Published: Thursday, April 1, 2004 at 6:01 a.m.
Last Modified: Wednesday, March 31, 2004 at 11:25 p.m.
ORANGE LAKE - One after another, the stars of the show checked in for duty on Tuesday afternoon.
The 31st opening night in the history of Ocala Jai-Alai comes tonight, and a roster of players both familiar and foreign to the territory were checking the lay of the land.
A healthy chunk of the Orlando roster made the trip back and remnants of the recently closed fronton in Newport, R.I., have been signed for duty in Ocala.
"The Mexican connection," players manager Rafael Ferragut yelled playfully toward Jaime and Elizalde as they entered the locker room with 20-year-old Ikeda II in tow.
It had been only two days since Ferragut and his players watched the final point of the Orlando season crash into the screen. Upbeat, though, was the tone as those players regrouped at Ocala Jai-Alai, a new season awaiting, a new set of championships to be won.
"The core group that we have here are the crafty veterans, who have been playing in Orlando, and the younger kids, who are trying to make a name for themselves," Ocala Jai-Alai general manager Dale Popp said. "What we're likely to see is that the young guys are talented, but are not yet in their prime."
The 2004 season will run from tonight through June 26 with eight performances a week scheduled. Matinees will be held each Wednesday, Friday, Saturday and Sunday at 1 p.m. (doors open at 11:30 a.m.). Evening performances are scheduled Wednesday through Saturday at 7:30 p.m.
"Probably Kompa is going to be one of the top players up front," Ferragut said. "He's a new guy here, but he has played for nine years in Orlando, and he is very good. He may surprise you. He's not overpowering, but is an excellent catcher and throws good caroms."
Kompa (Jose Companon) is a 30-year-old former Basque and European champion, and finished fifth in overall wins during the past Orlando Jai-Alai season.
Kompa is joined in the frontcourt by Alejandro, Ikeda II, Jaime, Robles, Erik, Laurent, Rocha, John, Todd and Osa. Backcourters include Muguerza, Hoey, Fernandez, Azpiri, Goitiz, Barri, Beltran, Elizalde, Sebio, Don, Victor and Gino, the roster's hardest thrower.
Backcourters Hoey and Lusebio return to Ocala after absences spanning several years. Warren Hoey stayed in the sport, Lusebio (Lewis Williams) did not. Following an almost seven-year absence, however, Lusebio dropped the "Lu," became "Sebio," and found his way onto the Orlando roster last fall.
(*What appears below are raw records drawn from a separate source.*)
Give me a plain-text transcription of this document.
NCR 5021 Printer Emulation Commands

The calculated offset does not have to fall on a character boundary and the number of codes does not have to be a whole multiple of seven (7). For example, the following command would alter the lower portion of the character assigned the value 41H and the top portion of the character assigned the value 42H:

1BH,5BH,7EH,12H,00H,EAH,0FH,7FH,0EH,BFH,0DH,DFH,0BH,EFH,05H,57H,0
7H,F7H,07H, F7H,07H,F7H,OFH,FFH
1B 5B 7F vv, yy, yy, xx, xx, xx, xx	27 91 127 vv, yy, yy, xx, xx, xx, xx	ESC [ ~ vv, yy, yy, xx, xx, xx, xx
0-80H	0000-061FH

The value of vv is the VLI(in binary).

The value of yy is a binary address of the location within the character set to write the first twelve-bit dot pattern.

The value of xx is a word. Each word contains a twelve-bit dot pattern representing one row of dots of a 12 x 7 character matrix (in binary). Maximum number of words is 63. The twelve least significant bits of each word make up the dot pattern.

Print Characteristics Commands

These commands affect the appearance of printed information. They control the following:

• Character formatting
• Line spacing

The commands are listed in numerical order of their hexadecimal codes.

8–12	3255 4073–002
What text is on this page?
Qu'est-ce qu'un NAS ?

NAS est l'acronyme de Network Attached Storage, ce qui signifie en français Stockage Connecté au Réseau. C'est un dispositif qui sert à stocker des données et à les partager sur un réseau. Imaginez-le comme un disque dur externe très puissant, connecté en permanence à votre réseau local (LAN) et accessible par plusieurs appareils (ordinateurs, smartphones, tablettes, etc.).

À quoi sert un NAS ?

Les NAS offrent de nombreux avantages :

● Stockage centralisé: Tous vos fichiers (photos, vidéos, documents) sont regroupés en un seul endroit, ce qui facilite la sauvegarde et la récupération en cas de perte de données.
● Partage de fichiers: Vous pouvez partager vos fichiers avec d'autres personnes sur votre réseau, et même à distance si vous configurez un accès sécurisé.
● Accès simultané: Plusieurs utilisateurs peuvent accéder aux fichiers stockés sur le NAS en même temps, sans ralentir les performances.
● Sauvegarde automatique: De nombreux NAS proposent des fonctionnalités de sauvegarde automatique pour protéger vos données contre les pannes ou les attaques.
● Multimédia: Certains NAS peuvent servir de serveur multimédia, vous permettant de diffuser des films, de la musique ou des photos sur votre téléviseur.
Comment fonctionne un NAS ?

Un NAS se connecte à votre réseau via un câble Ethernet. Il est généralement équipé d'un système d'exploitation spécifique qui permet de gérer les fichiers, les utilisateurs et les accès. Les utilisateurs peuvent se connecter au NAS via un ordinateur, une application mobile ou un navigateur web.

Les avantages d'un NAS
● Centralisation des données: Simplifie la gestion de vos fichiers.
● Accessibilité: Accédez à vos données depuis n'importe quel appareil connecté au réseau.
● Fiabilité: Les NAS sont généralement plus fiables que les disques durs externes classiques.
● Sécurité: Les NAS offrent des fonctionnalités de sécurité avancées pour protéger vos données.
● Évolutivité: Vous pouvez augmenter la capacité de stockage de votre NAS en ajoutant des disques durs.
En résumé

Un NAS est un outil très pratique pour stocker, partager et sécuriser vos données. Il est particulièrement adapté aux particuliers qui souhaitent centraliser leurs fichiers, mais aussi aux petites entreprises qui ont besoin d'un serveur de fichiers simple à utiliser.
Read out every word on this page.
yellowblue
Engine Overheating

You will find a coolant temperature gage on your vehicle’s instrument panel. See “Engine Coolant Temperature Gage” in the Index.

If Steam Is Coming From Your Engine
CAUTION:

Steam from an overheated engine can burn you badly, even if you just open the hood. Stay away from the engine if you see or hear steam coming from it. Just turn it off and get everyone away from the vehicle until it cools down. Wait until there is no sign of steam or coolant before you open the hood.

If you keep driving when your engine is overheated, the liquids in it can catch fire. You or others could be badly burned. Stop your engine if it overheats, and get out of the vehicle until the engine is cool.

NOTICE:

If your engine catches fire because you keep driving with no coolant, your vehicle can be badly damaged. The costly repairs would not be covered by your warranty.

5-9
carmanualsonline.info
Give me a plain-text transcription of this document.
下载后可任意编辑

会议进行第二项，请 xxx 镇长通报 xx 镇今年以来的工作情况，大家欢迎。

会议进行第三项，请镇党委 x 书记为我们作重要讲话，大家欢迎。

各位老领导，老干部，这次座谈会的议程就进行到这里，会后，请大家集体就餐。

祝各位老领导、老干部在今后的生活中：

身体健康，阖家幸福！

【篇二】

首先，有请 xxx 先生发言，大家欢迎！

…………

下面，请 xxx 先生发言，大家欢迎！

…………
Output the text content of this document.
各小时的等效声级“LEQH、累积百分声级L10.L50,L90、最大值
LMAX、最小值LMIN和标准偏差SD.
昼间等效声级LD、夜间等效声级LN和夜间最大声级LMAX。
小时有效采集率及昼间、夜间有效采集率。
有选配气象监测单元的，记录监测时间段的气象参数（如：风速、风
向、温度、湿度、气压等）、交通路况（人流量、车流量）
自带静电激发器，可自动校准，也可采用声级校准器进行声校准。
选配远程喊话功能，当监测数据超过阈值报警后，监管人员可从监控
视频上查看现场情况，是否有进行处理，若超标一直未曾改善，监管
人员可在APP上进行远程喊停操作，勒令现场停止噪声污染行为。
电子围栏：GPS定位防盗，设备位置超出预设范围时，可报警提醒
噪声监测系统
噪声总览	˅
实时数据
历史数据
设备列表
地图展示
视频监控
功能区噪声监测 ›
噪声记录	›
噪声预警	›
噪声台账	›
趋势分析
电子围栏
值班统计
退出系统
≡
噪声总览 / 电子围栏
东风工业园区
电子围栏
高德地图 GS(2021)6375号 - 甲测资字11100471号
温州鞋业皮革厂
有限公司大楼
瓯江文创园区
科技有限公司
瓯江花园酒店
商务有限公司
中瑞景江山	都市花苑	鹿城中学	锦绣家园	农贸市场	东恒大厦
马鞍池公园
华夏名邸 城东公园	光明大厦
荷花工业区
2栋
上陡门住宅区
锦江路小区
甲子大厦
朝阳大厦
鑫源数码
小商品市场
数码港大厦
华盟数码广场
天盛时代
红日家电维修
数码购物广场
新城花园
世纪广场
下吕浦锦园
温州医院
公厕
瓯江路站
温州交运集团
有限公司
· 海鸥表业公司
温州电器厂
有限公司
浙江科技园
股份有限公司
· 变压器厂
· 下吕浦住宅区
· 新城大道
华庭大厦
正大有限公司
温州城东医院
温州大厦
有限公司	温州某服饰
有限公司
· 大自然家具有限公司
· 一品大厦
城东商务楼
"I did very well in the real estate market, and I can always have that, but jai alai came calling and I just wanted to go and see if I could re-live the dream," Sebio said. "I feel like I'm back better, stronger, faster ... just rebuilt. I feel like I'm back home again."
Popp has stayed home. He has continued his involvement in the sport from the heyday of the 1980s as a player, through the doldrums that began with a 1987 players strike and continued with rival forms of gaming that have shredded the discretionary dollar once reserved for places like Ocala Jai-Alai.
He's still addicted to the rush only the live game can offer.
"You really can't grasp how entertaining this sport is until you've come out and seen it. Jai alai is something special, and it's disappointing that, through everything that's happened, it's lost some of its popularity," said Popp. "I've scrubbed toilets and washed dishes in this building. There is no job too small. That's because I love this sport, and I want to see it succeed.
"It seems like the younger the (patron), the more fascinating they find it. And we have fans that come out year after year, and they just love it."